Patrick J. Foye: Thanks for having me on, look, in the 116 year history of the subway system going back to 1904 it has never closed as it will Wednesday morning at one o’clock. There has been Superstorm Sandy and other natural acts of God, natural disasters, where the system’s been closed for a day or two, never this, why are we doing this? We need to close the system from 1 am to 5 am in order to disinfect every subway car, and every bus. Right now, we are disinfecting stations twice a day and subway cars and buses on a rolling 72 hour period. We believe we’ve got an obligation to our employees, to our current riders, and to our future riders to take every step we can to assure public health, and that our system has been disinfected. This four-hour period will allow us and obviously it’s a tremendous inconvenience to about 10,000 to 11,000 of our current customers. And I’ll tell you in a second of the alternative service plan but this will enable us to disinfect every subway car. So every missed period beginning Wednesday morning, we will be running regular bus service – we will supplement that bus service if necessary that will be the primary mode of moving the potential 11,000 customers that we know travel in the 1 am to 5 am period in the currently significantly depressed subway ridership. We will also be looking to livery cab companies, taxis and for-hire vehicles to supplement a significant bus service which we will examine closely. We have very granular data as to the number of customers, where they come from in the one o’clock hour, two o’clock hour, etcetera, and where they go. And we are prepared to put this program into place at one o’clock on Wednesday.

Mohyeldin: Let me ask you about another big component of this and that is the relocation of homeless New Yorkers during the shutdown times. Talk to us a little bit about how you will ensure their safety as well as the safety of the folks who will be forced or asked to relocate them?

Foye: That is a great question. So, Governor Cuomo announced this change of subway service in Albany yesterday. Mayor de Blasio was Zoomed into the meeting and is fully supportive of the program. One of the key things to making it happen is the robust and sustainable presence from the NYPD, which the Mayor and the Police Commissioner have committed to. We do have 472 stations as you noted and it’s critical when the stations, when the systems, the subway system closes at one o’clock that public safety of every one of our passengers is protected. Every passenger, everybody who is not a police officer, or a transit worker, or an MTA police officer will have to leave the system – that includes everybody, including the homeless.

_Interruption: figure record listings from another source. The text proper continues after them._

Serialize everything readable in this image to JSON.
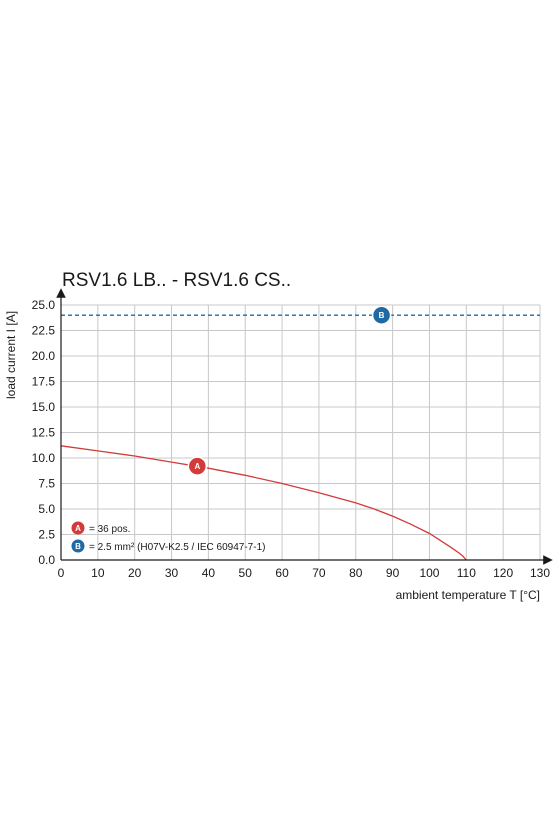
{
  "chart_data": {
    "type": "line",
    "title": "RSV1.6 LB.. - RSV1.6 CS..",
    "xlabel": "ambient temperature T [°C]",
    "ylabel": "load current I [A]",
    "xlim": [
      0,
      130
    ],
    "ylim": [
      0,
      25
    ],
    "x_ticks": [
      0,
      10,
      20,
      30,
      40,
      50,
      60,
      70,
      80,
      90,
      100,
      110,
      120,
      130
    ],
    "y_ticks": [
      "0.0",
      "2.5",
      "5.0",
      "7.5",
      "10.0",
      "12.5",
      "15.0",
      "17.5",
      "20.0",
      "22.5",
      "25.0"
    ],
    "grid": true,
    "series": [
      {
        "name": "A",
        "color": "#d33a3a",
        "style": "solid",
        "marker_at": [
          37,
          9.2
        ],
        "x": [
          0,
          10,
          20,
          30,
          40,
          50,
          60,
          70,
          80,
          85,
          90,
          95,
          100,
          103,
          106,
          108,
          109,
          110
        ],
        "y": [
          11.2,
          10.7,
          10.2,
          9.6,
          9.0,
          8.3,
          7.5,
          6.6,
          5.6,
          5.0,
          4.3,
          3.5,
          2.6,
          1.9,
          1.2,
          0.7,
          0.4,
          0.0
        ]
      },
      {
        "name": "B",
        "color": "#1f6aa5",
        "style": "dashed",
        "marker_at": [
          87,
          24
        ],
        "x": [
          0,
          130
        ],
        "y": [
          24,
          24
        ]
      }
    ],
    "legend": {
      "placement": "bottom-left",
      "entries": [
        {
          "marker": "A",
          "text": "= 36 pos.",
          "color": "#d33a3a"
        },
        {
          "marker": "B",
          "text": "= 2.5 mm² (H07V-K2.5 / IEC 60947-7-1)",
          "color": "#1f6aa5"
        }
      ]
    }
  }
}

And frankly we believe that this will give the city which is responsible for providing homeless services, including shelter, an opportunity to provide medical and mental services as well as shelter in a hotel room that the city had rented – more than the existing homeless shelter – so we think it’s extraordinarily important in advancing that goal.

Mohyeldin: You and I have been speaking over the past couple of weeks a few times and we’ve been seeing this drastic increase in the number of folks killed – the transit workers – that number now is more than 80. Talk to us a little bit about the continued sacrifice the MTA workers are making as essential personnel during this crisis.

Foye: Well there is no question, transit workers working on subways, buses, Long Island Rail Road, Metro-North Railroad, Bridges and Tunnels are heroes moving heroes. The reason this transit system hasn’t closed is because first responders and essential workers: nurses, doctors, utility workers, people working in grocery stores, pharmacies, transit workers themselves need the subway and bus and commuter rail system to get back and forth to work. There has been a tragic toll obviously in New York City and New York State and across the nation but, at the MTA 98 of our colleagues have succumbed to the virus. That is a tragic loss of life, we grieve and mourn the loss of every one of our colleagues. I’ll note that our board last month unanimously approved a family benefit for those who succumbed to the virus and we’re working in furthering the public interest at the MTA and will provide a $500,000 family benefit – first in the nation to do that and I, and our Board, thought it was the right thing to do under the circumstances.

Mohyeldin: Alright, Chairman, Patrick Foye, of the MTA, thank you very much, sir, for joining us and look forward talking to you in the weeks ahead.